Michigan Court of AppealsAug 23, 1977
77 Mich. App. 681 (Mich. Ct. App. 1977)
77 Mich. App. 681259 N.W.2d 357

Docket No. 77-2645.

Decided August 23, 1977.

Appeal from Oakland, Robert L. Templin, J. Submitted July 18, 1977, at Lansing. (Docket No. 77-2645.) Decided August 23, 1977.

Complaint by Daniel Weisswasser and Beatrice Coleman, as co-guardians of Lillian Weisswasser, and others against Michael Chernick and others for damages for trespass. Judgment for plaintiffs. Defendants appealed. Reversed and remanded for entry of judgment for defendants, 68 Mich. App. 342 (1976). Plaintiffs appealed to the Supreme Court, which reversed and remanded to the Court of Appeals for further consideration, 399 Mich. 653 (1977). Upon reconsideration, judgment for plaintiffs affirmed.
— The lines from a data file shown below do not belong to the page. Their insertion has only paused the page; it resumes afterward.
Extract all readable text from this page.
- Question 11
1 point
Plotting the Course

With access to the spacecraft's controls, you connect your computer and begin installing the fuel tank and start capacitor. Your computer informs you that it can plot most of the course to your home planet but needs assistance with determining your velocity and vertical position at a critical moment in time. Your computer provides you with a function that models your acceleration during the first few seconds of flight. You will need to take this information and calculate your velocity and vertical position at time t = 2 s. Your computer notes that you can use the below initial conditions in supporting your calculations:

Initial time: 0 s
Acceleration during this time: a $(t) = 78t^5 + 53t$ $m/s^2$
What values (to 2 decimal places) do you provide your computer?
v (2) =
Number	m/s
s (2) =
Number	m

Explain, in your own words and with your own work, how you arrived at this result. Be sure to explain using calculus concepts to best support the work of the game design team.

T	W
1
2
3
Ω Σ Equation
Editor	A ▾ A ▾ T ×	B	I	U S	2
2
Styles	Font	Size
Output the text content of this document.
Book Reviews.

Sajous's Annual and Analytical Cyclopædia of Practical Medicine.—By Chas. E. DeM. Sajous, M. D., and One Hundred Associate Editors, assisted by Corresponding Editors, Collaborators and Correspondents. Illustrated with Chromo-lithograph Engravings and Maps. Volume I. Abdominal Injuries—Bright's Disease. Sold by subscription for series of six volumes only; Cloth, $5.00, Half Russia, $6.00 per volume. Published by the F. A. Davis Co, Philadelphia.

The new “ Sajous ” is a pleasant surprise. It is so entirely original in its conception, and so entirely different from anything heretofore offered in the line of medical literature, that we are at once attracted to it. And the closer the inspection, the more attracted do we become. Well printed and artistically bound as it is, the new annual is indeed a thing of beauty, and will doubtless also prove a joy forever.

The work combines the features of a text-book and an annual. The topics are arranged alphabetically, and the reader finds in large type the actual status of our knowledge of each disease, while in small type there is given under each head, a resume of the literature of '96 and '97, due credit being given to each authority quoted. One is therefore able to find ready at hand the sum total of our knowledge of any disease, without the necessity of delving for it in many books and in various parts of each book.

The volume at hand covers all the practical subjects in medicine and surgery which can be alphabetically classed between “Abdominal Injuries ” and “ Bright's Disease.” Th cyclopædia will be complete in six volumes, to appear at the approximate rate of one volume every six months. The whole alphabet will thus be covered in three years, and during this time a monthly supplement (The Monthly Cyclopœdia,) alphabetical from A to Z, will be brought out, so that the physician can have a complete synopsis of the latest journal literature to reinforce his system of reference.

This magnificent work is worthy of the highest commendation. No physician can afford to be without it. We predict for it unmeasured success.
Pence, Rogers, Carlson Flynn, for plaintiffs.

Marvin A. Canvasser and Felix S. Kubik, for defendants.

Before: BASHARA, P.J., and N.J. KAUFMAN and D.F. WALSH, JJ.


Defendants were found to have intentionally trespassed on plaintiffs' land and were assessed treble damages amounting to $64,800, pursuant to MCLA 600.2919; MSA 27A.2919. On appeal, this Court reversed, finding that plaintiffs had not sustained their burden of proof by not showing that all the tenants-in-common had not, in fact, consented to defendants' entry, citing Padman v. Rhodes, 126 Mich. 434; 85 N.W. 1130 (1901).

68 Mich. App. 342; 242 N.W.2d 576 (1976).

That decision was reversed on May 2, 1977, by the Supreme Court in a per curiam opinion holding that testimony by one of the tenants that he did not grant consent coupled with the circumstantial evidence of nonconsent was sufficient to satisfy plaintiffs' burden of proof. This case was thereupon remanded to us for consideration of the remaining issues raised by defendants on appeal.

Because the Supreme Court has definitively answered all questions as to defendants' liability, the only remaining issue we need discuss is whether the trial court erred in its instructions to the jury as to the standard to be used for computing damages. The trial court instructed the jury that it could consider replacement costs in determining damages.

Under MCLA 600.2919; MSA 27A.2919 (and its predecessors), damages are measured by the loss of value of the freehold interests of the owner as a result of the removal of any enumerated materials. Achey v Hull, 7 Mich. 423, 430 (1859), Miller v. Wykoff, 346 Mich. 24, 26-27; 77 N.W.2d 264 (1956), Schankin v. Buskirk, 354 Mich. 490, 494; 93 N.W.2d 293 (1958). Defendants contend that this standard precludes replacement costs as a measure of damages. However, in Schankin v. Buskirk, supra, at 494, the Supreme Court was careful to point out that:

"there is no fixed, inflexible rule for determining, with mathematical certainty, what sum shall compensate for the invasion of the interests of the owner. Whatever approach is most appropriate to compensate him for his loss in the particular case should be adopted."

Furthermore, in Kelly v. Fine, 354 Mich. 384, 388; 92 N.W.2d 511 (1958), and in Schankin v. Buskirk, supra, at 496, the Supreme Court held that replacement and restoration costs are proper elements for the jury to consider in assessing damages.

Therefore, since the trial court did instruct the jury that they must "determine the amount of money which would reasonably, fairly and adequately compensate plaintiffs for the injury to their property", the instruction that they could consider replacement costs in making that determination does not constitute reversible error.

We have carefully reviewed all other allegations of error and find none to be persuasive.